El tercer debate presidencial fue presentado como oportunidad peregrina para cambiar las tendencias a veinte días de la jornada electoral. ¿Esperanzados?, Meade y Anaya siguieron “estrategias” para intentar lo no logrado en meses: acercarse, desde lejanos segundo y tercer lugares, a Andrés Manuel López Obrador. Propuestas retóricas y ataques desesperados. Meade intentó “contrastarse” como funcionario “ejemplar” contra un supuesto mal gobierno de AMLO en la Ciudad de México, incontrastable. Autoerigido “decente”, fue quien más atacó y menos propuso, con soberbia tecnocrática, una especie de “inspiración, de poder superior basado en el prestigio de una supuesta posesión del conocimiento y el saber, por encima de la política” (Jean Meynaud, La Technocratie), aunque la tragedia nacional sea el resultado del modelo impuesto por esa tecnocracia. Meade es corresponsable, independientemente de sus explicaciones técnicas, intentando autoacreditarse. Soberbio, defendió el gasolinazo y las fracasadas reformas de Peña, con propuestas continuistas del modelo que ha destruido a la nación y el pueblo repudia. Anaya inició, violando las normas, victimizándose ante la “persecución” de Peña Nieto, justificándolo en supuesto acuerdo Peña-AMLO. Respondió cada pregunta oficial, atropelladamente como propuesta “vanguardista”, para injertar siempre un ataque pervertido, como la foto del debate de 2012, falsa prueba del acuerdo AMLO-Peña. Anaya, provocador, con propuestas contradictorias, negando políticas por él aprobadas, sin escapar de su línea neoliberal.

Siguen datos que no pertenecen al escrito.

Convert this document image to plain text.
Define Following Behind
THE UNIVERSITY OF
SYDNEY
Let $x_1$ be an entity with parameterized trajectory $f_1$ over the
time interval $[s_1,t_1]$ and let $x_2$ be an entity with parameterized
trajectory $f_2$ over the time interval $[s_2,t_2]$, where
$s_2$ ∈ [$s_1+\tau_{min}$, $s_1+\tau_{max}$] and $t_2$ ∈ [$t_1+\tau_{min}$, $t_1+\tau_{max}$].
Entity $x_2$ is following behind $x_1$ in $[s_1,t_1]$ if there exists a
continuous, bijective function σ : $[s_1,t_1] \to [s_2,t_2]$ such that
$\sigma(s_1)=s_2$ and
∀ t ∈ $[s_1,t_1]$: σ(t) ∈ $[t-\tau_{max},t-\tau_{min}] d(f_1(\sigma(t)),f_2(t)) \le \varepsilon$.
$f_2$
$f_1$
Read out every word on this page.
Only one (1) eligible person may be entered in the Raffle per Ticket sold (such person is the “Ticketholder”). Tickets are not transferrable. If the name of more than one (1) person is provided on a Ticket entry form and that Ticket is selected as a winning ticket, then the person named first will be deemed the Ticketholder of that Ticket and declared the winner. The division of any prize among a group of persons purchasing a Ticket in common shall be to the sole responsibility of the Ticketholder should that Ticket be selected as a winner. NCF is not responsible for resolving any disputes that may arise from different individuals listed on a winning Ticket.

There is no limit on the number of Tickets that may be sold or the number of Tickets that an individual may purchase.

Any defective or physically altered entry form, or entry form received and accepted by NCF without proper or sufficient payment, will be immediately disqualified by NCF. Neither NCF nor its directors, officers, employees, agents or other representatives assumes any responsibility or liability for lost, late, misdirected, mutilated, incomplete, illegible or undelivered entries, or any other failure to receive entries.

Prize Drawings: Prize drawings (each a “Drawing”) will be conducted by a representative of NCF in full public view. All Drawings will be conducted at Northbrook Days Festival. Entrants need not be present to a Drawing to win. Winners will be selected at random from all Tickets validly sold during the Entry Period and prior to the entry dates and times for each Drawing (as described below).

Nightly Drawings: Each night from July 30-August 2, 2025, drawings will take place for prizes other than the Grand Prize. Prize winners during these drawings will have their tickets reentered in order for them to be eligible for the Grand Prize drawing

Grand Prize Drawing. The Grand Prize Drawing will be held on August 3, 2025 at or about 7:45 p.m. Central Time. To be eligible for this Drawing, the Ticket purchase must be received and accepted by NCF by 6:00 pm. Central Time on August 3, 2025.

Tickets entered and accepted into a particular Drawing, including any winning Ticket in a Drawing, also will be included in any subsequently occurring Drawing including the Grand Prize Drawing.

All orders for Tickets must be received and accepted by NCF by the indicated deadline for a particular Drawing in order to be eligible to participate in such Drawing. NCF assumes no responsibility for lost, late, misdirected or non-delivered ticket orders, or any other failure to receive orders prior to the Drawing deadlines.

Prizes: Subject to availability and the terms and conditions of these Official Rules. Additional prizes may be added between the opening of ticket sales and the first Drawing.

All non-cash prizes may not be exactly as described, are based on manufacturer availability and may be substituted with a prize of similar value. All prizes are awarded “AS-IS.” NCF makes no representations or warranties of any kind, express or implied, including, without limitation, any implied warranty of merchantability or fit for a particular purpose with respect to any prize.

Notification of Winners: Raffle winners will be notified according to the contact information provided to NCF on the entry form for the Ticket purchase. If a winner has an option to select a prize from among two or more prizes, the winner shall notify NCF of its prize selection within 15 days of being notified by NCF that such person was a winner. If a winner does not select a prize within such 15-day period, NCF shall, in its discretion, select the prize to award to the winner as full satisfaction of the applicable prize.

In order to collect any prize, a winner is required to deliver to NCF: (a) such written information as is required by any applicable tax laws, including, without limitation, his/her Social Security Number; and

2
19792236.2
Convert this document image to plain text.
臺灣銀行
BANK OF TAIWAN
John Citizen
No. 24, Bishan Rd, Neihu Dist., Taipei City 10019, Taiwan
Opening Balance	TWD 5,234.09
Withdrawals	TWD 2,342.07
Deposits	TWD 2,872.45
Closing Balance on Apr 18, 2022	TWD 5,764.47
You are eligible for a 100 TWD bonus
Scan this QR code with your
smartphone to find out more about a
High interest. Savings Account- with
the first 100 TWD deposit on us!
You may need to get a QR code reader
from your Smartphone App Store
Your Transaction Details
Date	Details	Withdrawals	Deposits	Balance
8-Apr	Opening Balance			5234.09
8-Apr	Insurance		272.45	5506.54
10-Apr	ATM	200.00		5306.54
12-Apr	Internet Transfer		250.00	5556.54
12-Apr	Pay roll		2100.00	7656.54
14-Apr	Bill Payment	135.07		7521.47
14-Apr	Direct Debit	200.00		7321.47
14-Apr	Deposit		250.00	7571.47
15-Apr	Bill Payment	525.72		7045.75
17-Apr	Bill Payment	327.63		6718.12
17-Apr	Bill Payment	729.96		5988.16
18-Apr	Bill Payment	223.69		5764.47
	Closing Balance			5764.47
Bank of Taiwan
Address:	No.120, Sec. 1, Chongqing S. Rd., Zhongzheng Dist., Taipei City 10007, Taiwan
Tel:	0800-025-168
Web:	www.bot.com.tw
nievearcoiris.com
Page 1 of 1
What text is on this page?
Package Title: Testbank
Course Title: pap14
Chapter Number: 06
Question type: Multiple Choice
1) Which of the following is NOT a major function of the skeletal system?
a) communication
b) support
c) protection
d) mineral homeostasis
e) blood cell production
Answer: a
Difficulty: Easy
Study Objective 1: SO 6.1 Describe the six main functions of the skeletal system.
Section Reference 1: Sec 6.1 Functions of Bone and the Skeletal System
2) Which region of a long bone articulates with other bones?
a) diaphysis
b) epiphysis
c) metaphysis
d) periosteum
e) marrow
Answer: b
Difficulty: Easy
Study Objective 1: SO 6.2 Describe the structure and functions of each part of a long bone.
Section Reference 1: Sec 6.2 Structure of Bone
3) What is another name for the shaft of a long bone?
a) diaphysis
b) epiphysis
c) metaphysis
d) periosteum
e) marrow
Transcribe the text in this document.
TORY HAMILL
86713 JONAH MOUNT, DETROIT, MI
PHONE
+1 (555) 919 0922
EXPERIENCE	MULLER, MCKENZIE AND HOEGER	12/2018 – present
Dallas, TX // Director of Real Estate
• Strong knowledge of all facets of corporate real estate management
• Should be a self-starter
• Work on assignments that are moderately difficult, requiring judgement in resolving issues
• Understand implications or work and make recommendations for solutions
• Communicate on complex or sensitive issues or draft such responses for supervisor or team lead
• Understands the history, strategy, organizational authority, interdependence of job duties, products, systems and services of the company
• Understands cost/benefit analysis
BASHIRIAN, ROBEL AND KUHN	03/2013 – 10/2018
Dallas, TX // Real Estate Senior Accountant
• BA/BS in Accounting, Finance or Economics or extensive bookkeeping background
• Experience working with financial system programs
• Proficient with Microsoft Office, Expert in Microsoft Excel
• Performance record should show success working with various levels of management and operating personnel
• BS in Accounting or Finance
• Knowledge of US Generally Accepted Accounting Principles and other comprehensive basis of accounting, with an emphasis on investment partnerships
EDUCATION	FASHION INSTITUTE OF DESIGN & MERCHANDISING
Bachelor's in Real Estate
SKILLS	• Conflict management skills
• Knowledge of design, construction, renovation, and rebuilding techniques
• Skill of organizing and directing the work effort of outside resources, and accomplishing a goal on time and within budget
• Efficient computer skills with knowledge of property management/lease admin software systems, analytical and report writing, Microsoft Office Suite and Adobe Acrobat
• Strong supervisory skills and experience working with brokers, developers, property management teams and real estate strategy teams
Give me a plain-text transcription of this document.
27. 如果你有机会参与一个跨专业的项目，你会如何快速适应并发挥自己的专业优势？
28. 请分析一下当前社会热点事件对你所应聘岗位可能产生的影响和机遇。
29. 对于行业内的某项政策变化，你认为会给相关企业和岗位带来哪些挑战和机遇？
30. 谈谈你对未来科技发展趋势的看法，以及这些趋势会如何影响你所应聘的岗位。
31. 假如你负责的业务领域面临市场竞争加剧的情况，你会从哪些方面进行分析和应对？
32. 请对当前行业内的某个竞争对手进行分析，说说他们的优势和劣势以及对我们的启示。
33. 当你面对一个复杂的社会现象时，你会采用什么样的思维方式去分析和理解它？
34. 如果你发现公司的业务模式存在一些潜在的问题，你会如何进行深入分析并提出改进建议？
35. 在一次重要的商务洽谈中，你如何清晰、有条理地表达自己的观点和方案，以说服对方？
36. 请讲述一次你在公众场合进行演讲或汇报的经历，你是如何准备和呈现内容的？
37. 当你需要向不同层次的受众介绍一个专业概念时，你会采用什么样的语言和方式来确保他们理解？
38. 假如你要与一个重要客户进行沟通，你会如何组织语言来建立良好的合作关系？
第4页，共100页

López Obrador se mostró honesto, directo, contundente, simpático, abocado a los grandes problemas estructurales nacionales: acabar con la corrupción, romper la connivencia del poder político con el poder económico que deviene en oligárquico. Recordó que en los países con menos corrupción, hay menos pobreza y desigualdad. La austeridad gubernamental dotará de fondos para la abandonada política social: jóvenes, adultos mayores, hospitales con medicinas, sin más impuestos. Aumentar salarios, apostar al campo e industria nacionales como motor del mercado interno, del desarrollo económico y la equidad, sin necesaria dependencia del TLC. Todo para combatir la inseguridad y construir la paz social. Ante preguntas sobre las reformas de Peña, dijo: revisará que los contratos de la reforma energética no sean “leoninos”; propondrá al Congreso cancelar los aspectos represores contra los maestros de la llamada reforma educativa, conciliando con padres y maestros, manteniendo la evaluación con capacitación previa real. Ante el ataque central de Meade, AMLO respondió, sin caer en la tramposa numerología, que la evaluación de su gobierno es la ventaja de Morena tres a uno en la Ciudad de México. Al ataque de Anaya, AMLO lo exhibió como cómplice de Peña en el regresivo Pacto por México. Pero le garantizó que ni a él lo meterá a la cárcel, congruente con su intención de lograr la conciliación nacional.

El debate confirmó lo que cada candidato representa. Meade, Anaya, con lenguaje clasista, elitista, ajeno a la realidad popular nacional; de ahí su incomunicación. Visiones de una falsa democracia, restringida a los estratos superiores, contraria a la verdadera democracia atenta a todos los sectores. Desesperados por impedir la llegada de un Presidente con apoyo popular inusitado. De ahí su conducta psicótica incipiente (“cuando más notoria sea la consciencia de la derrota, más se ensanchan los márgenes de la angustia”). Ejemplo: la declaración, el día previo al debate, del asesor de Anaya y broker del PRIAN, Fernández de Cevallos: “no se puede entregar el país a un iluminado, si esto es pactar con el PRI o el gobierno para que no llegue AMLO, habrá que hacerlo”; acusó un falso pacto entre AMLO y Peña. Psicosis producto del inminente triunfo democrático de AMLO, clara antidemocracia expresión de la plutocracia, que coloca sus interese por encima de la voluntad popular. El debate fue el canto del cisne.